Ces partenariats peuvent porter sur la réalisation et l'exploitation d'infrastructures (tunnels…) ou sur la simple exécution de services (transports en commun urbains…), et sont susceptibles d'être mis en œuvre tant au niveau local qu'au niveau national

Aides publiques

Cette expression désigne l'ensemble des aides, directes ou indirectes, susceptibles d'être apportées par l'Etats et ses démembrements à des personnes publiques ou privées, dans le cadre ou non d'un contrat.

Citons notamment les aides économiques accordées par des collectivités territoriales aux entreprises pour créer ou étendre une activité économique, directes (financières) ou indirectes (par exemple la location ou la mise à disposition de terrains ou d'immeubles et les aides au conseil ou à la gestion) ; les subventions apportées par une commune à une association sans but lucratif assurant une activité d'intérêt général (notamment dans le domaine culturel).

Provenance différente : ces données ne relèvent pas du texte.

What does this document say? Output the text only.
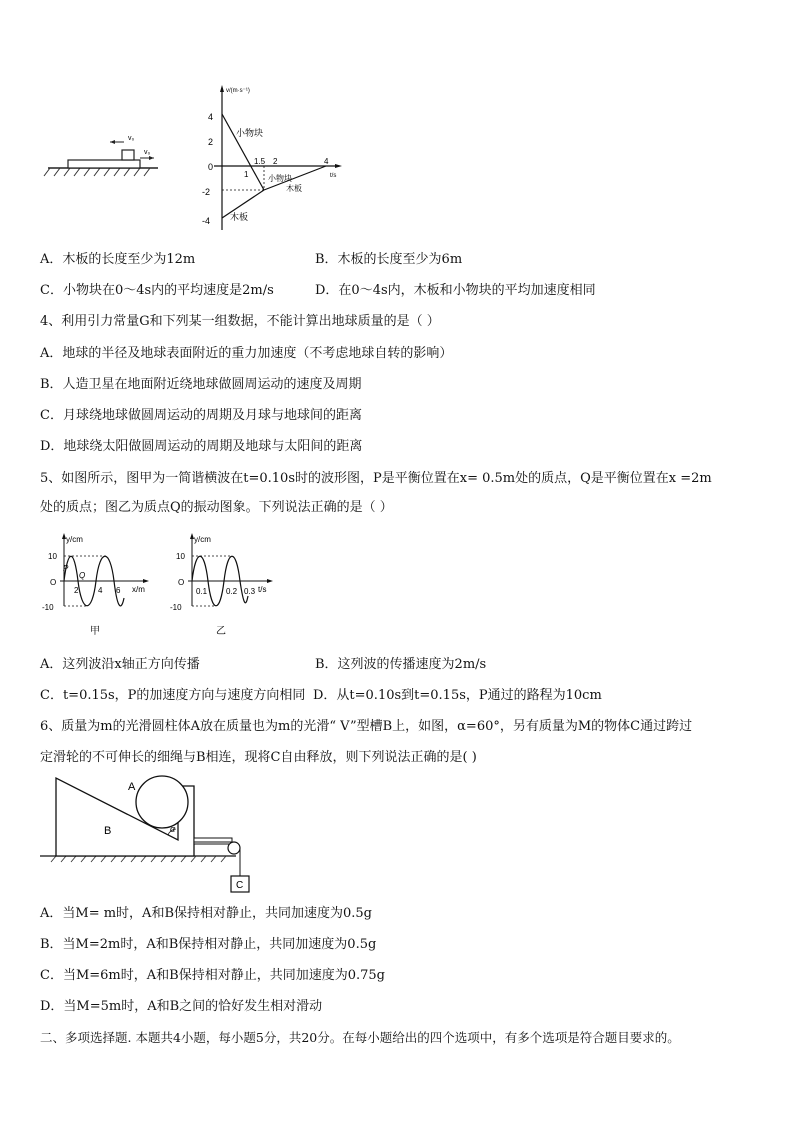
v₀
v₀
v/(m·s⁻¹)
t/s
4
2
0
-2
-4
1
1.5 2	4
小物块
小物块
木板
木板
A．木板的长度至少为12m	B．木板的长度至少为6m
C．小物块在0～4s内的平均速度是2m/s	D．在0～4s内，木板和小物块的平均加速度相同
4、利用引力常量G和下列某一组数据，不能计算出地球质量的是（ ）
A．地球的半径及地球表面附近的重力加速度（不考虑地球自转的影响）
B．人造卫星在地面附近绕地球做圆周运动的速度及周期
C．月球绕地球做圆周运动的周期及月球与地球间的距离
D．地球绕太阳做圆周运动的周期及地球与太阳间的距离
5、如图所示，图甲为一简谐横波在t=0.10s时的波形图，P是平衡位置在x= 0.5m处的质点，Q是平衡位置在x =2m
处的质点；图乙为质点Q的振动图象。下列说法正确的是（ ）
y/cm
x/m
10
O
-10
2 4 6
P
Q
甲
y/cm
t/s
10
O
-10
0.1 0.2 0.3
乙
A．这列波沿x轴正方向传播	B．这列波的传播速度为2m/s
C．t=0.15s，P的加速度方向与速度方向相同 D．从t=0.10s到t=0.15s，P通过的路程为10cm
6、质量为m的光滑圆柱体A放在质量也为m的光滑“ V”型槽B上，如图，α=60°，另有质量为M的物体C通过跨过
定滑轮的不可伸长的细绳与B相连，现将C自由释放，则下列说法正确的是( )
A
B	α
C
A．当M= m时，A和B保持相对静止，共同加速度为0.5g
B．当M=2m时，A和B保持相对静止，共同加速度为0.5g
C．当M=6m时，A和B保持相对静止，共同加速度为0.75g
D．当M=5m时，A和B之间的恰好发生相对滑动
二、多项选择题. 本题共4小题，每小题5分，共20分。在每小题给出的四个选项中，有多个选项是符合题目要求的。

Les aides publiques font l'objet d'une réglementation très stricte, dont les sources sont à la fois nationales et communautaires, s'agissant principalement de leur objet et de la personnalité de la collectivité et du bénéficiaire.
Ainsi, ces aides sont soumises à des principes généraux en matière d'interventions économiques des collectivités locales (liberté du commerce et de l'industrie, principe d'égalité des citoyens devant la loi, respect du droit communautaire en la matière), certaines aides ne peuvent être versées que par des catégories définies de collectivités et certaines associations ne peuvent pas recevoir de subventions.